As bad as it might be if Santa doesn’t like you, it’s even worse if you hold a Citi card and Citi decides it doesn’t like you. It can change the interest rate on your credit card to a default rate, which is typically something like 28.99 percent.
How can Citi change your interest rate just because its opinion of you changes? It’s an obscure provision in the credit card terms that in the industry is known as “universal default.” This provision says that if you are ever late with a payment on anything, the bank can instantly change your interest rate to a much higher rate, the penalty rate, or default rate as it’s usually known. This provision is more draconian than it sounds — because the fine print says Citi can apply this provision in its sole discretion, which basically means its opinion. You don’t even have to owe any money to anyone to get the default rate. If Citi thinks you owe money to someone and should have paid it by now, it can change your interest rate. If Citi hears a rumor about you and decides it might be true, it can change your interest rate.

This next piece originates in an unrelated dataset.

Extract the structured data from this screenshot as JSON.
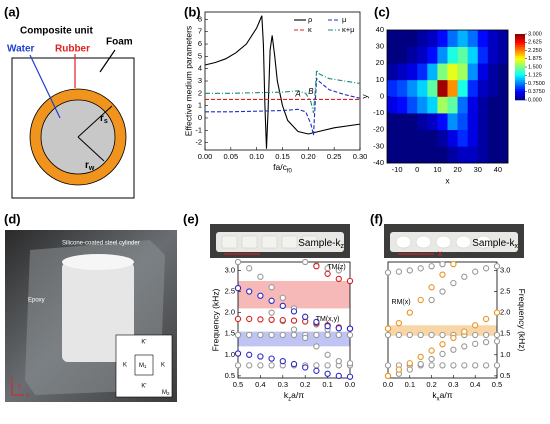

There is no moral to this story. There is nothing you can do to ensure that you won’t have to pay the default rate except not to have a card that comes with this provision.
As far as I know, Citi was the first large bank to come out with the universal default provision, and many other banks followed. I had to cancel most of my credit cards. I don’t know why I wasn’t hearing that everyone was canceling their cards — but I know I wasn’t the only one who thought it was wrong that a bank could change my interest just on a whim.
Even the U.S. government has finally decided it was wrong. Federal regulators voted yesterday on some long-overdue new rules for credit cards. AP calls them “sweeping.” That is perhaps an exaggeration, but they do rein in some of the most flagrant abuses by banks, including universal default. When the new rules take effect, if Citi decides it doesn’t like you, it will have to get your permission to change your interest rate.
Of course, if you’re ever a day late with a payment, you’re on your own. A bank can change your interest rate if you’re ever late on any payment to it, even if you’re late because of something it did wrong. The best bet is still to pay off credit cards early and often.